Esther Martin t-shirt design, late 1980s, by Alix Tobey Southwick.

From the Club Charles web site:

Esther W. Martin, longtime owner of a well-known Charles Street bar that evolved from Tenderloin to trendy, died Sunday at Johns Hopkins Bayview Medical Center of complications after surgery. She was 80.

She retired about five years ago from active management of Club Charles, which she had owned since 1951 – and operated for several early decades as the Wigwam Bar, with a sign outside depicting a teepee and offerings of “Grub and Firewater.”

She was born Esther West to Native American parents in Asher, Okla. Family members said she attended schools there before moving in the 1930s to New York City where her sister, Mary Lou West, was a Stork Club hatcheck girl. She worked at the fabled Manhattan nightspot briefly before moving to Baltimore in 1940 with the goal of studying nursing at Johns Hopkins Hospital. To support herself, she tended bar at the old Airport Grill near Harbor Field – then the city’s airfield, and now Dundalk Marine Terminal. But she soon relinquished the idea of becoming a nurse, instead holding a succession of jobs along a midtown stretch of Charles Street that was home to bars and restaurants often filled with World War II servicemen and their dates. She worked at the original Club Charles, at Charles and Preston streets, and at the nearby Band Box tavern.

In 1951 she bought her own place, a restaurant and bar called Charles Seafood, in the 1700 block of N. Charles St., which she soon renamed the Wigwam. It was, at times, a rowdy place. By the 1970s, city police reported 82 calls in an eight-month period to the Wigwam, and the city liquor board threatened to close it.

About that time, Mrs. Martin bowed to neighborhood pressure for improvement of her establishment. She brought in her children to oversee the business. They took down the Wigwam sign, renamed the spot Club Charles, brought in decorator Vince Peranio and aimed for a younger, more affluent clientele.

“What a great Baltimore character she was, a tough lady with a heart of gold,” said filmmaker John Waters, a frequent visitor before and after the change. “When she owned the Wigwam it was the scariest bar in Baltimore,” said Mr.
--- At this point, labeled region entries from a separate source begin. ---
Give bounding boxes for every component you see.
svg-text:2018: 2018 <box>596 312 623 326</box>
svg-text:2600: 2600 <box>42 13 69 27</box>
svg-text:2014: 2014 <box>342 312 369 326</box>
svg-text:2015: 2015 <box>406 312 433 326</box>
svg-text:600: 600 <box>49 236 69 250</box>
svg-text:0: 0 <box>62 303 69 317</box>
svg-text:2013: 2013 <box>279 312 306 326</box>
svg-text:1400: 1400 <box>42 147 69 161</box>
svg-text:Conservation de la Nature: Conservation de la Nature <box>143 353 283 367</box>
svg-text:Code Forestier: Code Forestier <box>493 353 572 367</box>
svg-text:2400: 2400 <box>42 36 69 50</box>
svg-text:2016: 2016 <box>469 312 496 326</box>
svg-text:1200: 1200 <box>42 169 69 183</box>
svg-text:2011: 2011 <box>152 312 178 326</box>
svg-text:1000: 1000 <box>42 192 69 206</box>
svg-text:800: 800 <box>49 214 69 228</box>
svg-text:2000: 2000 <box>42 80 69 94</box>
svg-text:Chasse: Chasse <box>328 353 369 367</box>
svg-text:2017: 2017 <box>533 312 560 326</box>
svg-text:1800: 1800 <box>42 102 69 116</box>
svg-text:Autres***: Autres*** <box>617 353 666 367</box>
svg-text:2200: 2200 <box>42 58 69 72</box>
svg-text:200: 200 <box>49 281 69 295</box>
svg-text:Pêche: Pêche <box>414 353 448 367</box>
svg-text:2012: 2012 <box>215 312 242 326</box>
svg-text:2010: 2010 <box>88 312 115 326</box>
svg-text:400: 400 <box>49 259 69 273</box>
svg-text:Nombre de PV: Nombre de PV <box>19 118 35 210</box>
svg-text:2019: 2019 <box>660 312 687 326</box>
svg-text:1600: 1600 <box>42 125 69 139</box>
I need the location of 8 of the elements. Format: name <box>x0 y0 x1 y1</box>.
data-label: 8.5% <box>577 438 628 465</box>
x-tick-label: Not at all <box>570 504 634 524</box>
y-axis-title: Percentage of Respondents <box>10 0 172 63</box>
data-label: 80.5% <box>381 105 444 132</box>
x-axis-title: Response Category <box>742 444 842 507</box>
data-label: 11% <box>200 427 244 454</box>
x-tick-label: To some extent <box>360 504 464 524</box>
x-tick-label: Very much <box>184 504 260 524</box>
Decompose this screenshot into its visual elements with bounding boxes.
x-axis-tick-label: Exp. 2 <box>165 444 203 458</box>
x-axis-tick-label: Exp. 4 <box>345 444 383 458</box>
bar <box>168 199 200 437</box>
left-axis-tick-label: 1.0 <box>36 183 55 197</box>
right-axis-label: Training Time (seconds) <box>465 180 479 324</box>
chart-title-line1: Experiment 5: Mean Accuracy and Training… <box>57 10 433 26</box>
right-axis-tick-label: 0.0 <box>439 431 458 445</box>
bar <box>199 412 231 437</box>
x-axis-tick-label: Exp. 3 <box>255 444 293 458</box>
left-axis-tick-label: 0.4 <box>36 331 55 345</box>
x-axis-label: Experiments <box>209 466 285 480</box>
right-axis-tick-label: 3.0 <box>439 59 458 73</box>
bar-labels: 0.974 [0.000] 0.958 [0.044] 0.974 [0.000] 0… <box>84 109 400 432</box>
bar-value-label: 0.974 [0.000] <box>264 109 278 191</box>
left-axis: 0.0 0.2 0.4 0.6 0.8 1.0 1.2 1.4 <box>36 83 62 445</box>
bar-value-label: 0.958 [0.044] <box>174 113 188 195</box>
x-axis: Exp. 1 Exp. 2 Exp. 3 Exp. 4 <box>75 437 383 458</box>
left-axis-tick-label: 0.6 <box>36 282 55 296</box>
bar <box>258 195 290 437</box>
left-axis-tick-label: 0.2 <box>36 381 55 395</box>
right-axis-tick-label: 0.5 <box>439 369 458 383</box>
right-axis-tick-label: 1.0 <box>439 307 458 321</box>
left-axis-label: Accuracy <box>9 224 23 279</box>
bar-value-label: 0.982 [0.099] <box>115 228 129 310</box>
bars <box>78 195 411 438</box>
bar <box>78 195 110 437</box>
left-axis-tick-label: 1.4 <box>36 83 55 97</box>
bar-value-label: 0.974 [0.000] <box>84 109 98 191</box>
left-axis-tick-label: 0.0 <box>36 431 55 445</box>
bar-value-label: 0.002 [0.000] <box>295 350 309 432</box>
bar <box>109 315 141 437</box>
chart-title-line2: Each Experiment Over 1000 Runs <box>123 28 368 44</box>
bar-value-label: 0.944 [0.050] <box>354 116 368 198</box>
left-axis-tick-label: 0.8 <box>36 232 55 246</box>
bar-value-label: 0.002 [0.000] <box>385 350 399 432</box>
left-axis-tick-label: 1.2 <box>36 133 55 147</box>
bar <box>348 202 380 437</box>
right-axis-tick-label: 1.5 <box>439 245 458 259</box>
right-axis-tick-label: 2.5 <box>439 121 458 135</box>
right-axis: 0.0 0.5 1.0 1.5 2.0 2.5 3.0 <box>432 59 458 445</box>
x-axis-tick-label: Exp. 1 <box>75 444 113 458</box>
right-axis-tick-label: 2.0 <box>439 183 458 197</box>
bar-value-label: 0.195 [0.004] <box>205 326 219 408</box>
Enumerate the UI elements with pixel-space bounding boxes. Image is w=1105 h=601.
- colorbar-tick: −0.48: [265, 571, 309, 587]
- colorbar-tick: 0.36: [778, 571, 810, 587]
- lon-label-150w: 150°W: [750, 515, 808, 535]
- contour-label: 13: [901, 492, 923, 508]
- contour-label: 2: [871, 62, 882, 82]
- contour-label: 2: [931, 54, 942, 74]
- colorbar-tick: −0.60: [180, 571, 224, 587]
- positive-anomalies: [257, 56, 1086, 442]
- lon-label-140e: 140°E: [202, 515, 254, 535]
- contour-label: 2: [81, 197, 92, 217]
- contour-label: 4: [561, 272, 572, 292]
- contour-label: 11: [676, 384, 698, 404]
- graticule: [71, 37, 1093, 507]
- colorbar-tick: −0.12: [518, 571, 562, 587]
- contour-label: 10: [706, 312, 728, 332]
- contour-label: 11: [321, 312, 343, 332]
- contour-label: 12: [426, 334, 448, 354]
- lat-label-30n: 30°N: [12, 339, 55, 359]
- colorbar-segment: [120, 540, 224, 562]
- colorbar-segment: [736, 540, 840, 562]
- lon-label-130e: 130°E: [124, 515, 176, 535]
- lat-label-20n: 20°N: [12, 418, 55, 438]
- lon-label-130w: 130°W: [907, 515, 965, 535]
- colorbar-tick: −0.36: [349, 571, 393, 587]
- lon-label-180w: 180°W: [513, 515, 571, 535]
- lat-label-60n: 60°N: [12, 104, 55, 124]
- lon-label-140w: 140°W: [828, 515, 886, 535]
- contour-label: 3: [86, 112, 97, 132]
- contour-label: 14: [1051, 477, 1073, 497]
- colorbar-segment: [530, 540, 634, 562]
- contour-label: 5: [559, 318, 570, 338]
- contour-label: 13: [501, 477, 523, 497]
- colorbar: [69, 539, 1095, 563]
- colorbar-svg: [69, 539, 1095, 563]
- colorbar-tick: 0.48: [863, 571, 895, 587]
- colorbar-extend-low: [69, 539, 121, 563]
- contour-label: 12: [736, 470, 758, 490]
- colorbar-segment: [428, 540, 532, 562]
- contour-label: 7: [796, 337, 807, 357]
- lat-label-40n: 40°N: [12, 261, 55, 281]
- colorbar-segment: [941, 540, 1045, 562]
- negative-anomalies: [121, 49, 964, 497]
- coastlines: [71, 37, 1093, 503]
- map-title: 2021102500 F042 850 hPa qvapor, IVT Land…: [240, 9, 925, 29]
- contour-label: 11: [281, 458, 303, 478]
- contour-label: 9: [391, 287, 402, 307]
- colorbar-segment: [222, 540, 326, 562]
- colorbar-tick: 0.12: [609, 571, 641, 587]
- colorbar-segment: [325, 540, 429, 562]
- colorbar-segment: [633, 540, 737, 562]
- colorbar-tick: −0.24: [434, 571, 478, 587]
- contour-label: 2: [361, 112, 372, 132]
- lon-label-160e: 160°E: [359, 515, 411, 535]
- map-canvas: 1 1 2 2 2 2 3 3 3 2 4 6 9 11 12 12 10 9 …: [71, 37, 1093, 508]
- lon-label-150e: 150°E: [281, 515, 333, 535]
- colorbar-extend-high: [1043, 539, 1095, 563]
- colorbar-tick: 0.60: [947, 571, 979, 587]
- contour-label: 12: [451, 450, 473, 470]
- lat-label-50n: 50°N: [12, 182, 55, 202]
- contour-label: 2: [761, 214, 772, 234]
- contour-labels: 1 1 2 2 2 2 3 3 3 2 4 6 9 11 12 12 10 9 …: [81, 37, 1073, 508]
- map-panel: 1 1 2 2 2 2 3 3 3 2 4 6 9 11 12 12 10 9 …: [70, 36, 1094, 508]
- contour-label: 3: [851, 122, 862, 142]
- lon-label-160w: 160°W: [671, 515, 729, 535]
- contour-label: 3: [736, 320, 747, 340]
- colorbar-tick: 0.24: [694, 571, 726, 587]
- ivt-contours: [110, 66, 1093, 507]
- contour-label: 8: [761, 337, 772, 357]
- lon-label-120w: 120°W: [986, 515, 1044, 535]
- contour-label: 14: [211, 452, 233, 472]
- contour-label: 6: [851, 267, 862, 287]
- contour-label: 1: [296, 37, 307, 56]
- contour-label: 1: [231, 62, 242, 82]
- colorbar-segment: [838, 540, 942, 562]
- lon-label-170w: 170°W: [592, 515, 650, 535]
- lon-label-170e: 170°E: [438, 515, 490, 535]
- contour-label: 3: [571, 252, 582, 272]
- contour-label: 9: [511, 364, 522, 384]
Waters. “It was the reverse of Studio 54 – you had to be scary or you wouldn’t be let in. It was so amazing how the scariest bar became the coolest bar. It’s been the anchor for the creative community in Baltimore. I loved talking to her. … She had one of the wildest, foulest mouths. She was the kind of Baltimore character that is getting rarer and rarer. She was an inspiration to me.”